Doch darum geht es in unserem Text nur auf den ersten Blick. Dass Jesus Gerechtigkeit und Gleichheit nicht platt in eins setzt, zeigt ein anderes Beispiel aus dem Neuen Testament. Im Gleichnis von „den anvertrauten Pfunden“ (oder Talenten) in Lk 19,11-27 werden materiell ungleiche „Startbedingungen“ einfach vorausgesetzt, ohne Bewertung. Die naheliegende Frage nach Gerechtigkeit - im Sinne von Gleichheit – stellt Jesus gar nicht. Es geht nicht darum, dass jeder das gleiche hat. Betont wird hingegen ein anderer Aspekt: Wichtig ist, was ein Mensch aus den Pfunden macht, die ihm anvertraut wurden. Schöpft er seine Potentiale und Ressourcen aus, oder vergräbt er seine Talente?

 

Damit zurück zu den Arbeitern im Weinberg. Jeder Arbeiter im Gleichnis erhält den gleichen Lohn. Und zwar den üblichen Satz eines Tagelöhners. Das ist die Summe, die ein Arbeiter braucht, um sein Auskommen (und das der Familie) zu sichern. Alle Männer, die auf dem Markt standen, haben nach Arbeit gesucht. Niemand hat einfach Däumchen drehen wollen, aber nicht jeder hatte die Chance, eine bezahlte Beschäftigung für den ganzen Tag zu finden.

Der Kerngedanke lautet: Wenn ein Mensch einer Erwerbsarbeit nachgeht, dann soll sein Lohn ihm die Lebensgrundlagen garantieren. Und wer keine Gelegenheit hat, eine volle Stelle zu bekommen, der darf „aufstocken“. Es bekommen also nicht die einen Arbeiter zu wenig, sondern alle Arbeiter bekommen genug – genug zum Leben.

 

Gerechtigkeit wird hier nicht über den Vergleich der Arbeitszeit definiert, sondern über die Sicherung der Existenz des Einzelnen.

Es ist erstaunlich, wie konkret sich dieser Gedanke in Politik umsetzen lässt. Am besten verwirklicht sehe ich es in der „Sozialen Marktwirtschaft“. Gerechtigkeit wird in der sozialen Marktwirtschaft nicht als Gleichheit, sondern als Chancengleichheit verstanden. Sie will jedem Menschen optimale Bedingungen geben, etwas aus sich zu machen. Konkret heißt das: jeder Menschen muss trotz unterschiedlicher sozialer Voraussetzungen den gleichen Zugang zu Bildung haben. Jedem Menschen müssen die gleichen Rechte und die gleichen Chancen eingeräumt werden.

 

Und soziale Marktwirtschaft nimmt andererseits diejenigen in den Blick, die ihre Chancen nicht nutzen können, weil sie alt, krank oder behindert sind, oder weil sie auf dem Arbeitsmarkt nicht nachgefragt werden. Ihnen gilt die Solidarität der Gesellschaft.

Wie äußert sich das? Etwa in einem progressiven Steuersystem: Wer mehr verdient, zahlt höhere Steuern. Oder im Gesundheitssystem: Indem alle Arbeitnehmer einen festen Beitrag zahlen, bekommt der Kranke notwendige Leistungen.

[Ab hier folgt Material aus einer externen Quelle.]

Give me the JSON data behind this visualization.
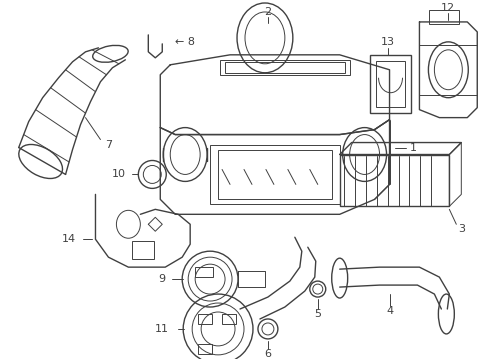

Ein Beispiel, das dem Gleichnis sehr nahe kommt, ist der gesetzliche Mindestlohn. Dieser soll es möglich machen, von seiner Hände Arbeit auskömmlich zu leben. Der Stundenlohn von 8,50 Euro pro Stunde, der 2014 in Deutschland eingeführt wurde, ist ein Schritt in die richtige Richtung. Um Altersarmut vorzubeugen, ist es aber noch deutlich zu wenig. Da bleiben einige Baustellen für die Politik bestehen.

 

Fassen wir zusammen: Das Gleichnis von den Arbeitern im Weinberg ist erstaunlich aktuell und lässt sich unmittelbar in die Politik übersetzen. Es betont, dass Arbeit immer die Existenz sichern muss. Gerechtigkeit ist nicht einfach Gleichheit, sondern besteht aus Chancengleichheit und Solidarität.